0

I currently have a for loop which is finding and storing combinations in a list. The possible combinations are very large and I need to be able to access the combos.

can I use an empty relational db like SQLite to store my list on a disk instead of using list = []?

Essentially what I am asking is whether there is a db equivalent to list = [] that I can use to store the combinations generated via my script?

Edit:

SQLlite is not a must. Any will work if it can accomplish my task.

Here is the exact function that is causing me so much trouble. Maybe there is a better solution in general.

Idea - Could I insert the list into the database on each loop and then empty the list? Basically, create a list on each loop, send that list to PostgreSQL and then empty the list in the python to keep the RAM usage down?

def permute(set1, set2):
    set1_combos = list(combinations(set1, 2))
    set2_combos = list(combinations(set2, 8))
    full_sets = []
    for i in set1_combos:
        for j in set2_combos:
            full_sets.append(i + j)
    return full_sets
JF44
  • 67
  • 7
  • Yes, you can use a DB to store your data - that's what DBMS (relational or not) are for, after all :). But depending on what your data are, and how you need to access them, there may be different options available. Just one warning: don't store your list of combinations as a single column in a single row - that will be painfully slow and hard to work with. Instead, store each combination as a separate row (and probably define a primary key on it) – gimix Jun 09 '22 at 07:56
  • Can I store it directly into a DBMS? Like can I have my DBMS set up to essentially be the empty list which my script "feeds" the combinations for later use? Basically, how can I store the combinations and avoid them going into RAM and causing a memory error. – JF44 Jun 09 '22 at 12:20
  • If you want a non-generic answer, please post some sample data and some more information. Where do you get the values from, how do you create the combinations, are they strings, numbers or what, how do you want to access your combinations, ... – gimix Jun 09 '22 at 13:04
  • edited OP to include detail. – JF44 Jun 09 '22 at 13:12

2 Answers2

1

Ok, a few ideas

My first thought was, why do you explode the combinations objects in lists? But of course, since we have two nested for loops, the iterator in the inner loop is consumed at the first iteration of the outer loop if it is not converted to a list.

However, you don't need to explode both objects: you can explode just the smaller one. For instance, if both our sets are made of 50 elements, the combinations of 2 elements are 1225 with a memsize (if the items are integers) of about 120 bytes each, i.e. 147KB, while the combinations of 8 elements are 5.36e+08 with a memsize of about 336 bytes, i.e. 180GB. So the first thing is, keep the larger combo set as a combinations object and iterate over it in the outer loop. By the way, this will also be really faster.

Now the database part. I assume a relational DBMS, be it SQLite or anything.

You want to create a table with a single column defined. Each row of your table will contain one final combination.

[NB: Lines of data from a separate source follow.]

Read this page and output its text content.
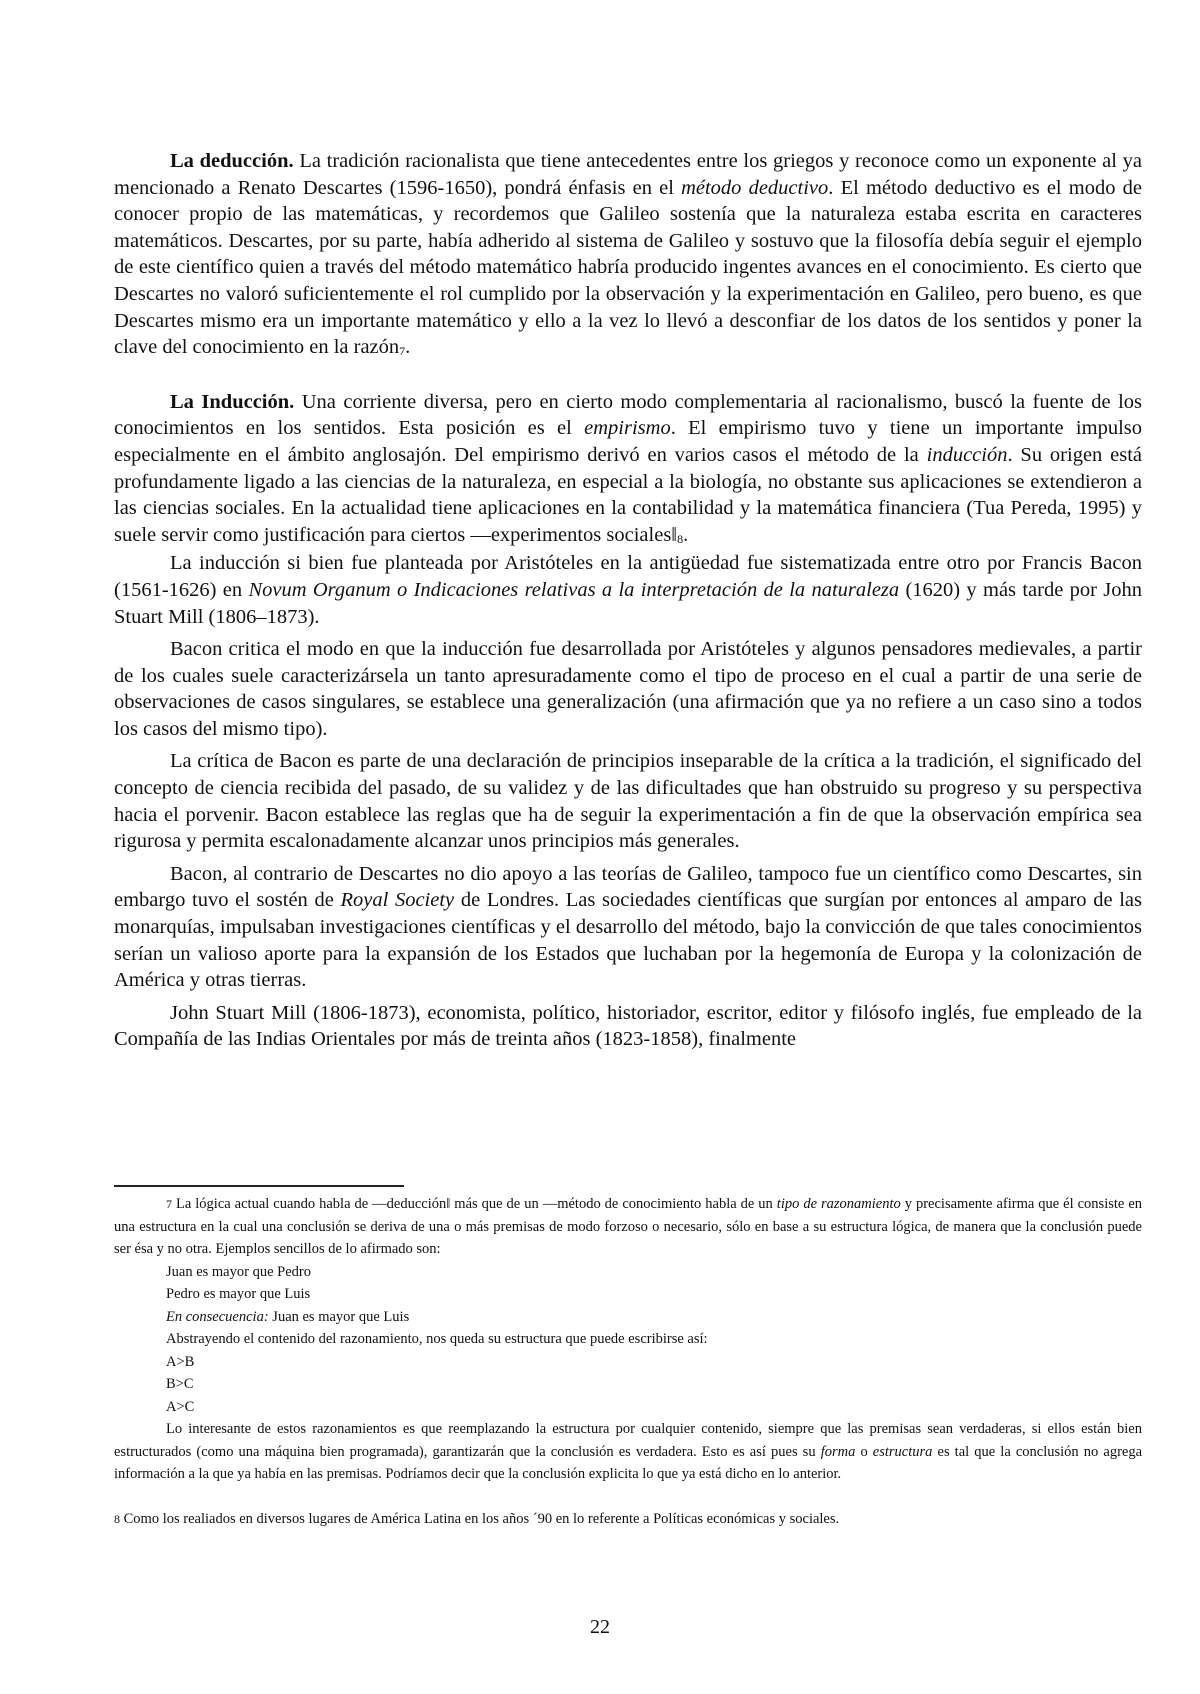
La deducción. La tradición racionalista que tiene antecedentes entre los griegos y reconoce como un exponente al ya mencionado a Renato Descartes (1596-1650), pondrá énfasis en el método deductivo. El método deductivo es el modo de conocer propio de las matemáticas, y recordemos que Galileo sostenía que la naturaleza estaba escrita en caracteres matemáticos. Descartes, por su parte, había adherido al sistema de Galileo y sostuvo que la filosofía debía seguir el ejemplo de este científico quien a través del método matemático habría producido ingentes avances en el conocimiento. Es cierto que Descartes no valoró suficientemente el rol cumplido por la observación y la experimentación en Galileo, pero bueno, es que Descartes mismo era un importante matemático y ello a la vez lo llevó a desconfiar de los datos de los sentidos y poner la clave del conocimiento en la razón$^7$.

La Inducción. Una corriente diversa, pero en cierto modo complementaria al racionalismo, buscó la fuente de los conocimientos en los sentidos. Esta posición es el empirismo. El empirismo tuvo y tiene un importante impulso especialmente en el ámbito anglosajón. Del empirismo derivó en varios casos el método de la inducción. Su origen está profundamente ligado a las ciencias de la naturaleza, en especial a la biología, no obstante sus aplicaciones se extendieron a las ciencias sociales. En la actualidad tiene aplicaciones en la contabilidad y la matemática financiera (Tua Pereda, 1995) y suele servir como justificación para ciertos ―experimentos sociales‖$^8$.

La inducción si bien fue planteada por Aristóteles en la antigüedad fue sistematizada entre otro por Francis Bacon (1561-1626) en Novum Organum o Indicaciones relativas a la interpretación de la naturaleza (1620) y más tarde por John Stuart Mill (1806–1873).

Bacon critica el modo en que la inducción fue desarrollada por Aristóteles y algunos pensadores medievales, a partir de los cuales suele caracterizársela un tanto apresuradamente como el tipo de proceso en el cual a partir de una serie de observaciones de casos singulares, se establece una generalización (una afirmación que ya no refiere a un caso sino a todos los casos del mismo tipo).

La crítica de Bacon es parte de una declaración de principios inseparable de la crítica a la tradición, el significado del concepto de ciencia recibida del pasado, de su validez y de las dificultades que han obstruido su progreso y su perspectiva hacia el porvenir. Bacon establece las reglas que ha de seguir la experimentación a fin de que la observación empírica sea rigurosa y permita escalonadamente alcanzar unos principios más generales.

Bacon, al contrario de Descartes no dio apoyo a las teorías de Galileo, tampoco fue un científico como Descartes, sin embargo tuvo el sostén de Royal Society de Londres. Las sociedades científicas que surgían por entonces al amparo de las monarquías, impulsaban investigaciones científicas y el desarrollo del método, bajo la convicción de que tales conocimientos serían un valioso aporte para la expansión de los Estados que luchaban por la hegemonía de Europa y la colonización de América y otras tierras.

John Stuart Mill (1806-1873), economista, político, historiador, escritor, editor y filósofo inglés, fue empleado de la Compañía de las Indias Orientales por más de treinta años (1823-1858), finalmente

7 La lógica actual cuando habla de ―deducción‖ más que de un ―método de conocimiento habla de un tipo de razonamiento y precisamente afirma que él consiste en una estructura en la cual una conclusión se deriva de una o más premisas de modo forzoso o necesario, sólo en base a su estructura lógica, de manera que la conclusión puede ser ésa y no otra. Ejemplos sencillos de lo afirmado son:

Juan es mayor que Pedro

Pedro es mayor que Luis

En consecuencia: Juan es mayor que Luis

Abstrayendo el contenido del razonamiento, nos queda su estructura que puede escribirse así:

A>B

B>C

A>C

Lo interesante de estos razonamientos es que reemplazando la estructura por cualquier contenido, siempre que las premisas sean verdaderas, si ellos están bien estructurados (como una máquina bien programada), garantizarán que la conclusión es verdadera. Esto es así pues su forma o estructura es tal que la conclusión no agrega información a la que ya había en las premisas. Podríamos decir que la conclusión explicita lo que ya está dicho en lo anterior.

8 Como los realiados en diversos lugares de América Latina en los años ´90 en lo referente a Políticas económicas y sociales.

22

Instead of appending each combination to a list, you will insert it in the table.

Now the question is, how do you need to access the data you created? Do you just need to iterate over the final combos sequentially, or do you need to query them, for instance finding all the combos which contain one specific value?

In the latter case, you'll want to define your column as the Primay Key, so your queries will be efficient; otherwise, you will save space on disk using an auto incrementing integer as the PK (SQLite will create it for you if you don't explicitly define a PK, and so will do a few other DMBS as well).

One final note: the insert phase may be painfully slow if you don't take some specific measures: check this very interesting SO post for details. In short, with a few optimizations they were able to pass from 85 to over 96K insert per second.

EDIT: iterating over the saved data

Once we have the data in the DB, iterating over them could be as simple as:

mycursor.execute('SELECT * FROM <table> WHERE <conditions>')
for combo in mycursor.fetchall():
    print(combo) #or do what you need

But if your conditions don't filter away most of the rows you will meet the same memory issue we started with. A first step could be using fetchmany() or even fetchone() instead of fetchall() but still you may have a problem with the size of the query result set.

So you will probably need to read from the DB a chunk of data at a time, exploiting the LIMIT and OFFSET parameters in your SELECT. The final result may be something like:

chunck_size = 1000 #or whatever number fits your case
chunk_count = 0
chunk = mycursor.execute(f'SELECT * from <table> WHERE <conditions> LIMIT {chunk_size} ORDER BY <primarykey>'}
while chunk:
    for combo in mycursor.fetchall():
        print(combo) #or do what you need
    chunk_count += 1
    chunk = mycursor.execute(f'SELECT * from <table> WHERE <conditions> ORDER BY <primarykey>' OFFSET {chunk_size * chunk_count} LIMIT {chunk_size}}

Note that you will usually need the ORDER BY clause to ensure rows are returned as you expect them, and not in a random manner.

gimix
  • 3,431
  • 2
  • 5
  • 21
  • Thank you for such a thorough answer! Optimizing my loop based on what you said was a complete game-changer. I am able to do 5x as many iterations now! – JF44 Jun 10 '22 at 15:09
  • Also, yes I just need to iterate over the final combos sequentially is that easy? – JF44 Jun 10 '22 at 15:34
0

I don't believe SQLite has a built in array data type. Other DBMSs, such as PostgreSQL, do.

For SQLite, a good recommendation by another user on this site to obtain an array in SQLite can be found here: How to store array in one column in Sqlite3?

Another solution can be found: https://sqlite.org/forum/info/99a33767e8a07e59

In either case, yes it is possible to have a DBMS like SQLite store an array (list) type. However, it may require a little setup depending on the DBMS.

Edit: If you're having memory issues, have you thought about storing your data as a string and accessing the portions of the string you need when you need it?

zNaCly
  • 33
  • 1
  • 5